AR: There’s just high security with everything there. The idea is that maybe somebody could come in and try to have a go at one of these guys…
Margery: We don’t have double-paned bulletproof glass in regular American courtrooms.
AR: Even with that, we can’t take our own pens in. As journalists, you probably find that as upsetting as I do. The courts supply pens.
Margery: I didn’t realize that there’s this whole community down there, you’re talking about schools and…
Jim: It’s a military base, right?
AR: Guantanamo has become shorthand for the prison in Guantanamo, and I’m sloppy with that at times, when we talk about closing Guantanamo. Nobody is ever going to close —or at least, for a long time— the base in Guantanamo, but yeah, it’s a full navy base, and now there are joint operations there because of Joint Task Force Guantanamo, which is the… they always say they are tenants there. When they’ll be leaving is a broader question.
Margery: How many people are there, in the thousands?
AR: Yeah, it would have to be in the thousands, yeah.
Jim: Aren’t you famous for having done karaoke at a local club?
AR: In some circles, yeah.
Jim: Let’s get back to the courtroom. What does Khalid Sheikh Mohammed look like in the courtroom? We’ve seen pictures from years ago— what does he act like? What’s his response? What happens in the courtroom?
AR: I think the best-known pictures are the one right after his capture, where he looks completely disheveled and horrible, and then there’s the Red Cross photo, from Guantanamo, where he’s got the beard and looks a bit more serene. He’s grown out the beard even further, somehow he’s dying his beard.
Jim: You wrote orange, what is that about?
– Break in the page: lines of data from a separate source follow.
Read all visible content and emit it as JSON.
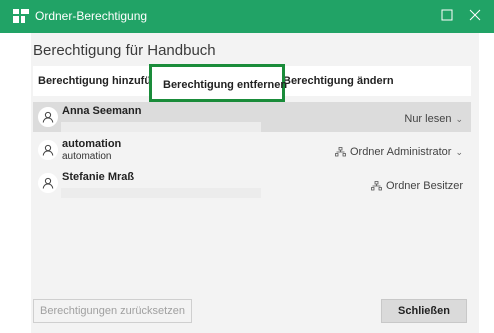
{
  "window": {
    "title": "Ordner-Berechtigung",
    "heading": "Berechtigung für Handbuch",
    "accent_color": "#21a366",
    "highlight_color": "#1a8c3a"
  },
  "toolbar": {
    "add_label": "Berechtigung hinzufügen",
    "remove_label": "Berechtigung entfernen",
    "change_label": "Berechtigung ändern"
  },
  "members": [
    {
      "name": "Anna Seemann",
      "subtitle": "",
      "permission": "Nur lesen",
      "has_dropdown": true,
      "icon": "person-icon",
      "perm_icon": "",
      "selected": true
    },
    {
      "name": "automation",
      "subtitle": "automation",
      "permission": "Ordner Administrator",
      "has_dropdown": true,
      "icon": "person-icon",
      "perm_icon": "org-icon",
      "selected": false
    },
    {
      "name": "Stefanie Mraß",
      "subtitle": "",
      "permission": "Ordner Besitzer",
      "has_dropdown": false,
      "icon": "person-icon",
      "perm_icon": "org-icon",
      "selected": false
    }
  ],
  "footer": {
    "reset_label": "Berechtigungen zurücksetzen",
    "close_label": "Schließen"
  }
}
It’s a sign, I think, of devotion? Somehow? But his has gone a full-on bright orange, it’s almost flamboyant. I’m not trying to be funny, clearly he’s a guy who takes great pride in his appearance. He wear a camouflage vest as a sign that he’s a fighter, a headdress, and he’s very meticulous. He seems very… he looks in good health, he’s definitely not hunger striking, because he looks pretty healthy, he’s got a good-sized belly on him. It’s disturbing seeing him be happy, at times.
Jim: Does he talk to the lawyers?
AR: He talks to the lawyers, he has interrupted in court before. He has even, one time, started giving a soliloquy in the middle of court, and everyone was just kind of shocked that this would happen— the judge warned him afterwards, but he went on a rant at some point.
Jim: You wrote this years ago… I think it was 2012, whatever it was, a prior time, about how when one of the five defendants, not Khalid Sheikh Mohammed, was leaving the courtroom, he flashed a smile and a thumbs-up at one or more of the 9/11 victims, what’s the story there?
AR: Well, it seemed from the gallery and obviously to the family members that he was, yeah, making a brute horrible gesture… he was giving a thumbs-up and smiling, but it was just kind of an affront at them. What we’ve heard from defense attorneys later is that that signal was intended for the defense attorney who was working with him. It’s hard to tell line of sight and those kinds of things, but even leaving that aside, there have been times when they have been disrespectful of the proceedings. Like I said, interruptions, not just from Khalid Sheikh Mohammed. One of the times, I think it might have been at that same arraignment, one of them was sitting there making paper airplanes. Obviously, if you think about the 9/11 attacks, that’s a bit more gruesome than just thinking about being flip.